I want to solve the following problem from Dummit & Foote's Abstract Algebra:
This is exercise involving Zorn's Lemma (see Appendix I) to prove that every nontrivial finitely generated group possesses maximal subgroups. Let $G$ be a finitely generated group, say $G=\langle g_1,g_2,\dots,g_n \rangle$, and let $\mathcal{S}$ be the set of all proper subgroups $G$. Then $\mathcal{S}$ is partially ordered by inclusion. Let $\mathcal{C}$ be a chain in $\mathcal{S}$.
(a) Prove that the union, $H$, of all the subgroups in $\mathcal{C}$ is a subgroup of $G$.
(b) Prove that $H$ is a proper subgroup. [If not, each $g_i$ must lie in $H$ and so must lie in some element of the chain $\mathcal{C}$. Use the definition of a chain to arrive at a contradiction.]
(c) Use Zorn's Lemma to show that $\mathcal{S}$ has a maximal element (which is, by definition, a maximal subgroup).
Here is my attempt at a solution:
REMARK: The goal of this exercise is to prove that any chain has an upper bound in $\mathcal{S}$. It seems that the case of an empty chain needs to be handled separately: The empty chain $\mathcal{C}=\emptyset$, has any element of $\mathcal{S}$ as an upper bound. From now on, we assume all chains are nonempty.
(a) Let $\mathcal{C}$ be a nonempty chain in $\mathcal{S}$, and let $H=\cup_{K \in \mathcal{C}} K$. Since $\mathcal{C}$ is nonempty, it contains some subgroup $K_0$, which has the identity element. Thus $1 \in H$, so $H \neq \emptyset$. Suppose $x,y \in H$ then there are subgroups $K_1,K_2 < G$ in $\mathcal{C}$, such that $x \in K_1,y \in K_2$. Since $\mathcal{C}$ is a chain we must have either $K_1 \subseteq K_2$ or $K_2 \subseteq K_1$. Suppose WLOG that $K_1 \subseteq K_2$. Then both $x,y$ are elements of $K_2$, and since it's a subgroup we have $xy^{-1} \in K_2 \subseteq H$. Thus $H$ is a subgroup of $G$.

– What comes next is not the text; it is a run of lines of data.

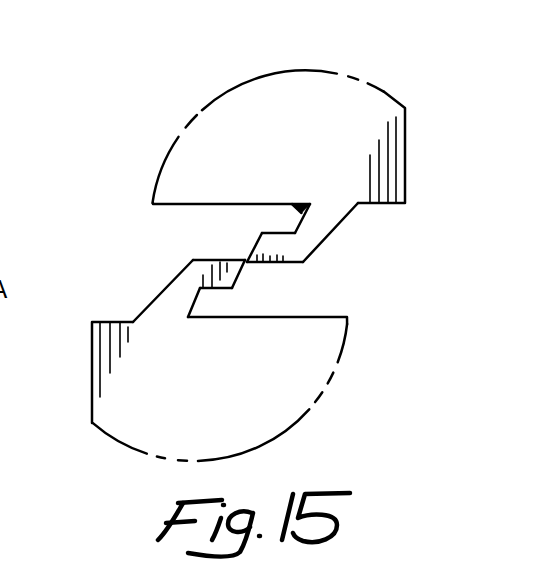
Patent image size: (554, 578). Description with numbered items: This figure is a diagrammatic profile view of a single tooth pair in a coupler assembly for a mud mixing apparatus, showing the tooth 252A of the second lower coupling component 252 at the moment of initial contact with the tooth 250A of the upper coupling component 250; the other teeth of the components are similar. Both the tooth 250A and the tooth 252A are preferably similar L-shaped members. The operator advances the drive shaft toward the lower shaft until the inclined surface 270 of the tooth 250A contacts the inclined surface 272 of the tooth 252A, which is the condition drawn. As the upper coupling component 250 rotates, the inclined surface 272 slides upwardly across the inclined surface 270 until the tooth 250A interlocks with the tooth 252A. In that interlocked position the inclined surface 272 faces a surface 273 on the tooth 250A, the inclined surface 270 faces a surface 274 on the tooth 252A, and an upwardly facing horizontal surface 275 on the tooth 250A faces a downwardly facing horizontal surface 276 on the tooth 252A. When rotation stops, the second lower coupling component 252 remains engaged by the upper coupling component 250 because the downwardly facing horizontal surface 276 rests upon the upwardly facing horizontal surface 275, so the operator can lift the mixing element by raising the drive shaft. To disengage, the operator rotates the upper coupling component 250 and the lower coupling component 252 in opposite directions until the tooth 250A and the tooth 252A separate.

The upper coupling component 250 is at (153, 195).
The tooth of the upper coupling component 250A is at (330, 235).
The second lower coupling component 252 is at (93, 322).
The tooth of the second lower coupling component 252A is at (193, 260).
The inclined surface 270 is at (256, 251).
The inclined surface 272 is at (246, 270).
The surface 273 is at (290, 203).
The surface 274 is at (196, 306).
The upwardly facing horizontal surface 275 is at (282, 231).
The downwardly facing horizontal surface 276 is at (219, 289).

(b) Suppose, by way of contradiction that $H$ is not a proper subgroup. Then there exist subgroups $K_1,\dots,K_n \in \mathcal{C}$ such that $g_i \in K_i$ for $1 \leq i \leq n$. As before, it follows from the definition of the chain that one of the subgroups $K_1,K_2$ contains both of $g_1$ and $g_2$. Similarly one of the subgroups $K_1, \dots, K_n$ must contain all generators $g_1,\dots,g_n$ of $G$. Suppose WLOG that $K_n$ is that subgroup, we arrive at a contradiction since any element of $G$ may be constructed from the generators, so $K_n=G$ (This is a contradiction, because the elements in the chain are proper subgroups).

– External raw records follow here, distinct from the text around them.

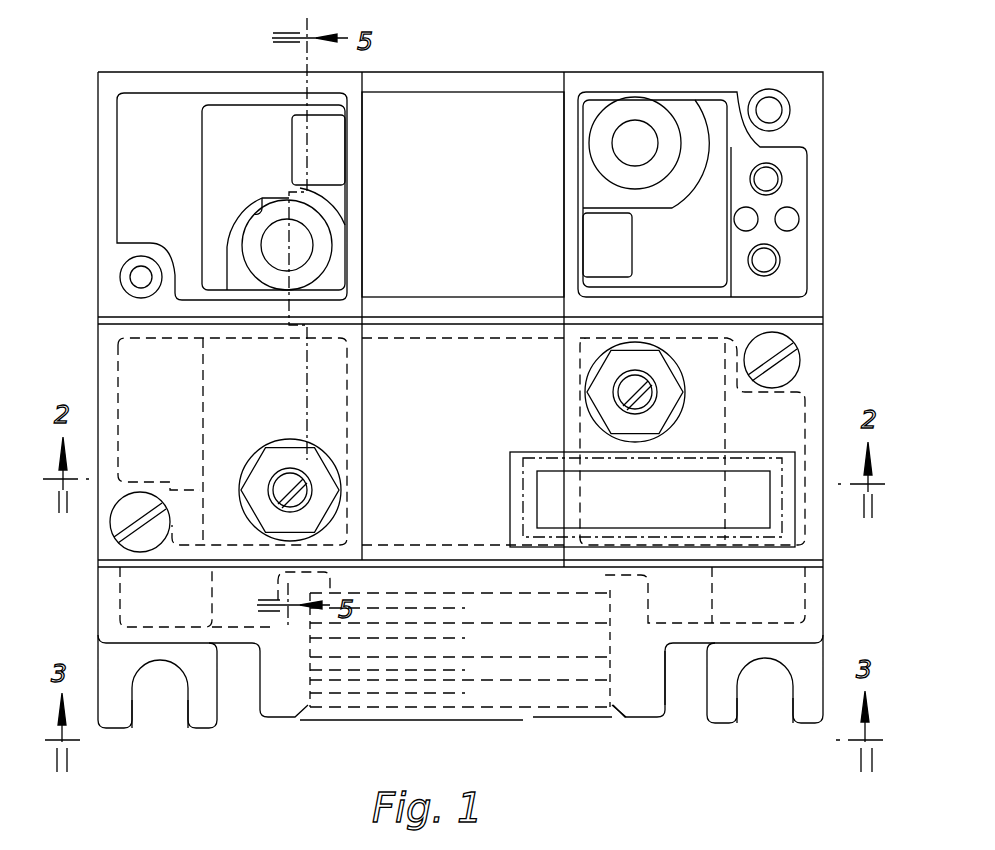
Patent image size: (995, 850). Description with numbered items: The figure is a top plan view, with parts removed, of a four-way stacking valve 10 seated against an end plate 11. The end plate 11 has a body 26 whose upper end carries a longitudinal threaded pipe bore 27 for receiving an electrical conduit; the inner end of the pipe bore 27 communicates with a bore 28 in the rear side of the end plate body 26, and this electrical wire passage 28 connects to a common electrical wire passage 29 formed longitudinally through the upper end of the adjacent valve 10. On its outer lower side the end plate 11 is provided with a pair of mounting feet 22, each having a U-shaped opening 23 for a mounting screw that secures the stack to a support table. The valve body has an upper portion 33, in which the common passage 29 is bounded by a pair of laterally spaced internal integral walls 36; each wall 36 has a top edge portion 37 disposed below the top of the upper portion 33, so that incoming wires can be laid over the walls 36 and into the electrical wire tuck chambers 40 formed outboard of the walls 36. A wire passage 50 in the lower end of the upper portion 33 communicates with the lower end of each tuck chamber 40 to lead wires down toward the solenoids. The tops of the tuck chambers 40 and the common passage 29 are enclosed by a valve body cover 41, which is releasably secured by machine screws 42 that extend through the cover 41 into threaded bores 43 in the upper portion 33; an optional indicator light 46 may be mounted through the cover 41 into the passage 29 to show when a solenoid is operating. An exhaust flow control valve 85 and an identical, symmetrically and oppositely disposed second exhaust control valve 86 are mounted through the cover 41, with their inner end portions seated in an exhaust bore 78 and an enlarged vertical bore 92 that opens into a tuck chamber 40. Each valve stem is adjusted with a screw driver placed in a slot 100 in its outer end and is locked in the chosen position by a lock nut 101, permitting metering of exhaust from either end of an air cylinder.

The four-way valve 10 is at (824, 242).
The end plate 11 is at (824, 591).
The mounting feet 22 is at (203, 710).
The U-shaped opening 23 is at (132, 707).
The end plate body 26 is at (643, 695).
The threaded pipe bore 27 is at (612, 668).
The electrical wire passage 28 is at (566, 580).
The common electrical wire passage 29 is at (490, 209).
The valve body upper portion 33 is at (812, 131).
The internal integral walls 36 is at (364, 260).
The top edge portion 37 is at (350, 192).
The electrical wire tuck chamber 40 is at (258, 161).
The valve body cover 41 is at (812, 405).
The machine screws 42 is at (130, 517).
The threaded bores 43 is at (135, 282).
The indicator light 46 is at (740, 468).
The wire passage 50 is at (325, 159).
The exhaust bore 78 is at (312, 240).
The exhaust flow control valve 85 is at (272, 458).
The second exhaust control valve 86 is at (660, 383).
The vertical bore 92 is at (257, 214).
The slot 100 is at (300, 490).
The lock nut 101 is at (313, 505).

(c) Combining the previous two parts, we have shown that any (nonempty) chain in $\mathcal{S}$ has an upper bound in $\mathcal{S}$ (the empty case was taken care of in the remark). Thus Zorn's lemma furnishes the existence of a maximal element in $\mathcal{S}$. By definition this is a proper subgroup $M <G $, such that if $M \subseteq K$ for any other proper subgroup $K \in \mathcal{S}$, then $M=K$. Thus there cannot be any subgroup $K<G$ which is a proper supergroup of $M$. In other words, $M$ is a maximal subgroup of $G$.
Is my proof correct? Must the case of an empty chain be handled separately? Thank you!